Qui a accès au dossier médical partagé ?

Seuls les professionnels de santé ont accès au dossier médical partagé. Rassurez-vous, ni les assureurs, ni les banquiers, ni les employeurs, ni même la Sécu ne pourront accéder à votre DMP. Les données sont ultra-sécurisées, stockées chez un hébergeur agréé par le ministère de la Santé.
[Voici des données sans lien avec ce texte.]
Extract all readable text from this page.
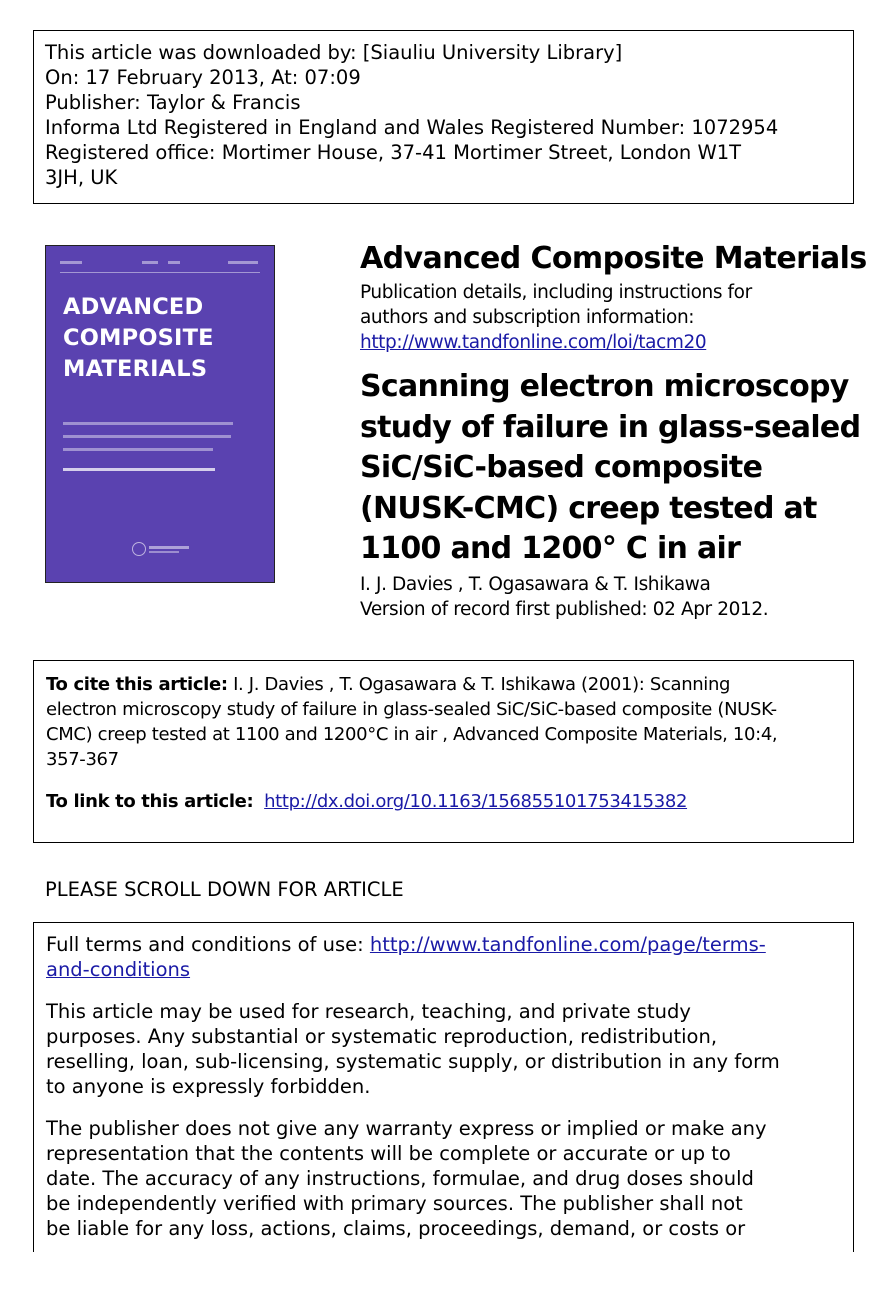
This article was downloaded by: [Siauliu University Library]
On: 17 February 2013, At: 07:09
Publisher: Taylor & Francis
Informa Ltd Registered in England and Wales Registered Number: 1072954
Registered office: Mortimer House, 37-41 Mortimer Street, London W1T
3JH, UK
ADVANCED
COMPOSITE
MATERIALS
Advanced Composite Materials
Publication details, including instructions for
authors and subscription information:
http://www.tandfonline.com/loi/tacm20
Scanning electron microscopy
study of failure in glass-sealed
SiC/SiC-based composite
(NUSK-CMC) creep tested at
1100 and 1200° C in air
I. J. Davies , T. Ogasawara & T. Ishikawa
Version of record first published: 02 Apr 2012.
To cite this article: I. J. Davies , T. Ogasawara & T. Ishikawa (2001): Scanning
electron microscopy study of failure in glass-sealed SiC/SiC-based composite (NUSK-
CMC) creep tested at 1100 and 1200°C in air , Advanced Composite Materials, 10:4,
357-367
To link to this article: http://dx.doi.org/10.1163/156855101753415382
PLEASE SCROLL DOWN FOR ARTICLE
Full terms and conditions of use: http://www.tandfonline.com/page/terms-
and-conditions
This article may be used for research, teaching, and private study
purposes. Any substantial or systematic reproduction, redistribution,
reselling, loan, sub-licensing, systematic supply, or distribution in any form
to anyone is expressly forbidden.
The publisher does not give any warranty express or implied or make any
representation that the contents will be complete or accurate or up to
date. The accuracy of any instructions, formulae, and drug doses should
be independently verified with primary sources. The publisher shall not
be liable for any loss, actions, claims, proceedings, demand, or costs or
Le seul à pouvoir accéder à tout votre DMP (à part vous) est votre médecin traitant. Les autres professionnels de santé ne peuvent voir que les infos nécessaires à votre prise en charge. Par exemple, un podologue n'a pas accès à vos derniers bilans gynécologiques. Et vous gardez la maîtrise totale puisque vous avez la possibilité de masquer des documents et de bloquer l'accès à certains soignants. La seule exception (que vous pouvez refuser au moment de la création) concerne les situations d'urgence. En cas d'appel au 15 ou d'urgence vitale, tout médecin peut avoir accès à votre DMP sans vous consulter : c'est ce qu'on appelle l'accès "bris de glace".

Le DMP enfin sur de bons rails ?

Il va falloir faire beaucoup de pédagogie pour que les Français et les soignants s'approprient le dossier médical partagé. Depuis la première mouture, on estime à près de 500 millions d'euros les dépenses pour ce DMP. Un nouveau fiasco serait donc malvenu.

Sur le papier, le dossier médical partagé est un formidable outil pour mieux coordonner les soins, et surtout éviter les actes injustifiés. Par exemple, si un jour, tous les médecins ont accès en un seul clic au scanner ou aux analyses biologiques réalisés à l'hôpital... cela évitera d'avoir à tout refaire systématiquement en ville. Or, les actes redondants ou inutiles coûtent très cher : environ un quart des dépenses de santé.